Szene 5
Wieder Setting 1. Die beiden Mädchen wirken nachdenklich, fast ein bisschen nostalgisch; Im Hintergrund zwitschert ein Vogel.
Ina: Zu weltlich...
Mariana: Vielleicht ist das das eigentliche Problem. Vielleicht sind wir nicht weltlich genug, sind es nie gewesen.
Ina: Werden wir jetzt philosophisch?
Mariana: Naja, denk doch mal nach: Wir sind von Mutters Schutz gleich in den Kindergarten gegeben worden, danach in die Grundschule, danach Gymnasium. Unser ganzes Leben haben wir in einer Konserve verbracht, voller zahmer Jugendabenteuer und dennoch fernab von der Welt.

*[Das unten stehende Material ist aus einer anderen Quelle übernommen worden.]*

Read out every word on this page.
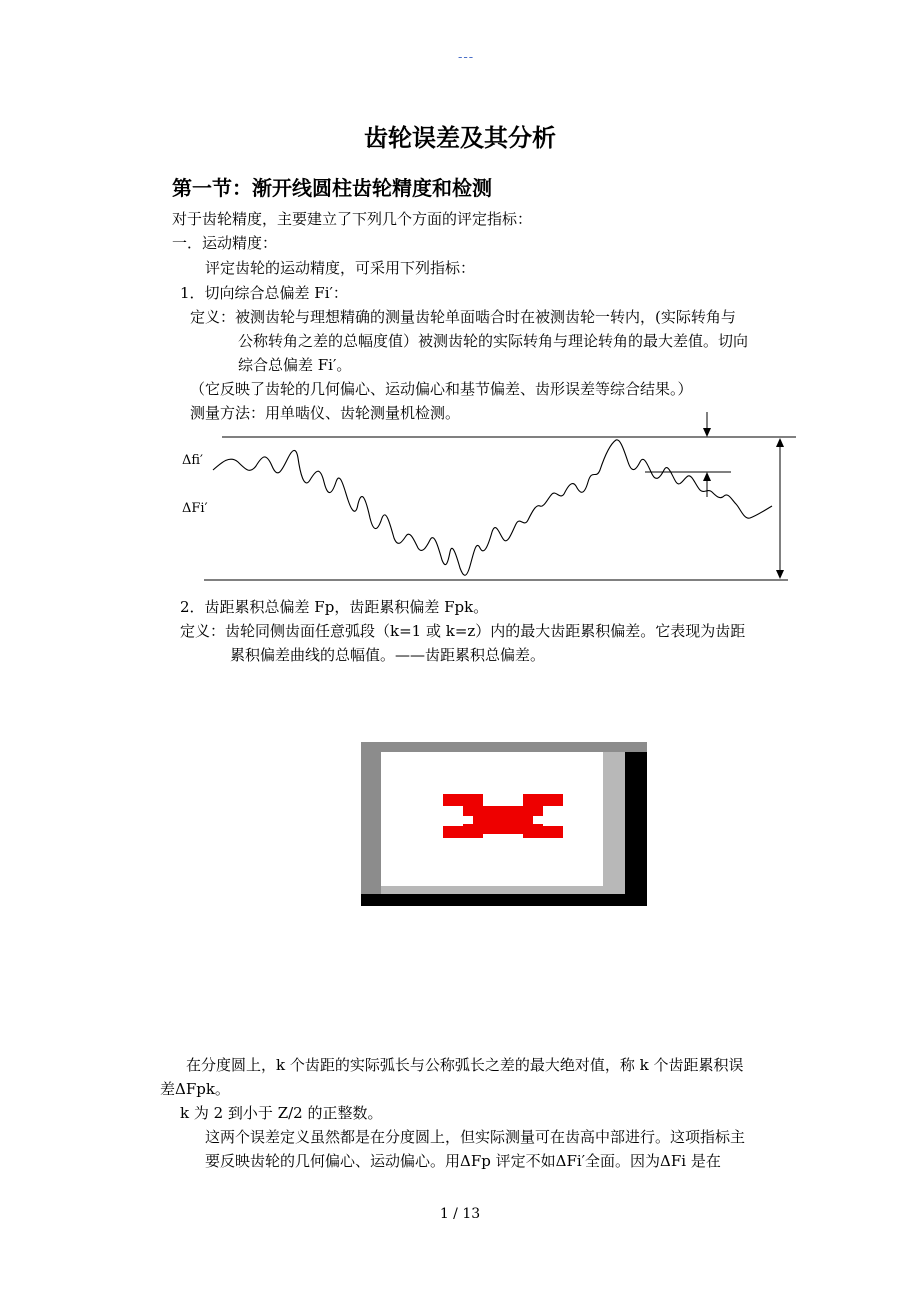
---
齿轮误差及其分析
第一节：渐开线圆柱齿轮精度和检测
对于齿轮精度，主要建立了下列几个方面的评定指标：
一．运动精度：
评定齿轮的运动精度，可采用下列指标：
1．切向综合总偏差 Fi′：
定义：被测齿轮与理想精确的测量齿轮单面啮合时在被测齿轮一转内，(实际转角与
公称转角之差的总幅度值）被测齿轮的实际转角与理论转角的最大差值。切向
综合总偏差 Fi′。
（它反映了齿轮的几何偏心、运动偏心和基节偏差、齿形误差等综合结果。）
测量方法：用单啮仪、齿轮测量机检测。
Δfi′
ΔFi′
2．齿距累积总偏差 Fp，齿距累积偏差 Fpk。
定义：齿轮同侧齿面任意弧段（k=1 或 k=z）内的最大齿距累积偏差。它表现为齿距
累积偏差曲线的总幅值。——齿距累积总偏差。
在分度圆上，k 个齿距的实际弧长与公称弧长之差的最大绝对值，称 k 个齿距累积误
差ΔFpk。
k 为 2 到小于 Z/2 的正整数。
这两个误差定义虽然都是在分度圆上，但实际测量可在齿高中部进行。这项指标主
要反映齿轮的几何偏心、运动偏心。用ΔFp 评定不如ΔFi′全面。因为ΔFi 是在
1 / 13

Warum, glaubst du, haben wir alle so eine Angst vor der Zukunft?
Ina: Wir werden philosophisch...
Mariana: Weil wir genau das wissen! Weil uns zum ersten Mal bewusst wird, dass wir nicht in der richtigen Welt gelebt haben, sondern in einer rosaroten Kopie, aus der alle großen Fehler mit einem Tastendruck gelöscht wurden. Wir wissen, dass wir es nie wieder so leicht, so unbeschwert haben werden - deswegen fürchten wir uns...
Ina: Scheißphilosophisch.
Mariana: Philo - hier lernst du was fürs Leben.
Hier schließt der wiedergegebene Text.